Roger Federer’s glittering tennis career appears to be drawing to its conclusion after the former world number one suffered a bad early exit in his home tournament in Switzerland to add further disappointment to a season of underachievement.
The 17-time Grand Slam champion proved ineffectual in front of expectant fans at the Swiss Open, crashing out 6-3 6-4 to Germany’s Daniel Brands. The result followed a meek performance at Wimbledon and a semi-final defeat on the Hamburg clay, meaning he heads into the US hard-court season with little form to rely on.
In fact, the US Open later this year could prove the final nail in the 31-year-old’s Grand Slam coffin, for the way he is playing there seems little chance he will ever lift a major trophy again. Tennis betting fans know he’s won just one title in 11 tournaments this year (Halle) and has struggled to put a series of results together. His Roland Garros exit in the quarters to Jo Wilfried-Tsonga was a sign the Swiss cannot keep up with the increasing power of the game, a concern exposed in full glory during his second-round Wimbledon defeat to Sergiy Stakhovsky.
While Andy Murray and Novak Djokovic push the fitness bar for Grand Slam champions – a level Rafael Nadal is close to competing at – Federer’s reliance on technique and nous to play through games is failing him. Clay is a gruelling surface and his performance against Brands was of a man who cannot last out those rallies as he once did.

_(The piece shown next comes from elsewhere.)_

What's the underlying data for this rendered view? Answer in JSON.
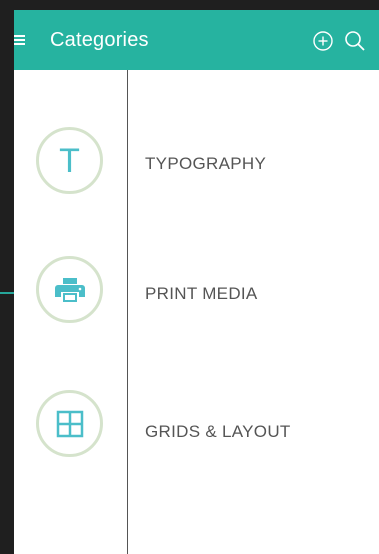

The US Open is less than a month away and before then Federer must play two mandatory Masters 1000 events: Montreal and Cincinnati. Few fans that bet on tennis will give him any hope of clinching a title here and Federer may not even make the quarters of either tournament. The rest of the field is just too good and have exceeded his brilliance, which is why, for the first time since summer 2003, Federer fell out of the world’s top four. He won’t be back.